I would suggest that the information security community needs to address this disparity; the paperless office hasn’t transpired, the digital documents are secured, but paper has been left behind. How can we address this without handcuffing briefcases to people? As usual, it has to come down to awareness, we need to drive home the message that paper should be transported with the same care as electronic records, observing sensible procedures such as ensuring there are always two people present when travelling with paper (to act as more of a reminder than as a physical protection) or even only couriering them with a specially selected and reviewed vendor.
I don’t want to turn the Chief Information and Security Officer into a George Smiley type character, but I do want all of our sensitive records to be treated with the same level of protection irrespective of format.
Mobile devices are great. I’m sat here in the back of a car in India travelling to a meeting. I’m connected to the internet via my iPhone and using the time to write a blog post on my laptop about the inherent dangers of using mobile devices while travelling. The irony isn’t lost on me.
Much has already been said on the various things that can be done to protect yourself while working on the move. Indeed, just the other day I wrote a piece on exactly how not to do it, and I am sure it is a regular topic of internal security articles at many companies.
The key issue I see is that the security measures are not always seen as ways to protect information. Rather, they are often seen as hoops that people need to jump through to get to the information they need to do their work. When, as is sometimes the case, security measures are poorly designed and/or poorly implemented, then the view of information security as an obstacle should come as no surprise.

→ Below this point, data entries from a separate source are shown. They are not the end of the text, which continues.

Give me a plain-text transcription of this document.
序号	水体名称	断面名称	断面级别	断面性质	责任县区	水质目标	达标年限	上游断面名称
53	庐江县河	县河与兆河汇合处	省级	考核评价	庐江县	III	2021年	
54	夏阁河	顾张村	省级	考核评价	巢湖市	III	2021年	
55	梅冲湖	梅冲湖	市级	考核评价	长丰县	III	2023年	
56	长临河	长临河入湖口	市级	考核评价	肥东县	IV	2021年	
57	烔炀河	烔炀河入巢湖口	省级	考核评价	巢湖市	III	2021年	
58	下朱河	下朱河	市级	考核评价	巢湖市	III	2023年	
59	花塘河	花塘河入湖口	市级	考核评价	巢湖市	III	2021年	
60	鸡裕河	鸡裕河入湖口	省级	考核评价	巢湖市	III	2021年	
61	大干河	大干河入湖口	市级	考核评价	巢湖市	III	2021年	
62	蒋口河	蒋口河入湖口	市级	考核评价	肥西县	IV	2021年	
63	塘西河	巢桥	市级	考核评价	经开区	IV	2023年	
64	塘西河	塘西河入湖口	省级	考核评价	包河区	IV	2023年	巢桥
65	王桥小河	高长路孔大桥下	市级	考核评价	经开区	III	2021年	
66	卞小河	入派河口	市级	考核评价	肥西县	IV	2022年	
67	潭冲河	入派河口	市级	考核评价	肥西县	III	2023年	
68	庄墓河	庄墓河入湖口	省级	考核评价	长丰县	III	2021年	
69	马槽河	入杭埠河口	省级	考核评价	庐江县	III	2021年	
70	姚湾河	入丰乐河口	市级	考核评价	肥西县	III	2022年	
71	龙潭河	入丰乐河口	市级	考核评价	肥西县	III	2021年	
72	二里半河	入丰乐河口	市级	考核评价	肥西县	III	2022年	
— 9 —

Therefore, rather than trying to foist technology or procedures onto people, would we not be better focussing on behaviours that can be reinforced with easy to remember concepts? Here are a few to consider:
Think about where you are sitting with your laptop/mobile phone. Can it be stolen easily (as in this example) or can your screen be viewed easily by people sat nearby? Your data can be both physically stolen as well as “visually” appropriated.
All internet-based connections should go through a VPN. This might be overkill for some, but it ensures that there is no internal dialogue about the security of a Starbuck’s Wi-Fi versus a BT hotspot or even a hotel Wi-Fi. Always use a corporate VPN to encrypt and tunnel your traffic through any potentially unsafe network. Even when using a personal laptop to do your own work in a cafe, like a bit of banking or shopping, your credentials and details can be stolen, so use one of the many commercial (and sometimes free) VPN products that are available
Be aware of your surroundings. Is this a high-traffic area such as a cafe or airport lounge, with people moving in and out frequently? Be aware of what is on your screen – is it confidential? Should you really be working on it in a public space? This doesn’t mean you need to be paranoid, but travellers, especially when abroad, can often be spotted easily and are often viewed as vulnerable. Knowing your surroundings and behaving accordingly is an important part of not only keeping your data secure, but of keeping yourself safe also.
Let’s face it, technology is never going to solve everything. I wrote recently about an example which had all the right technology in place, only to be let down completely by a visit to the bathroom. If in doubt, your mobile devices should be your “bathroom buddies” and not left exposed in public!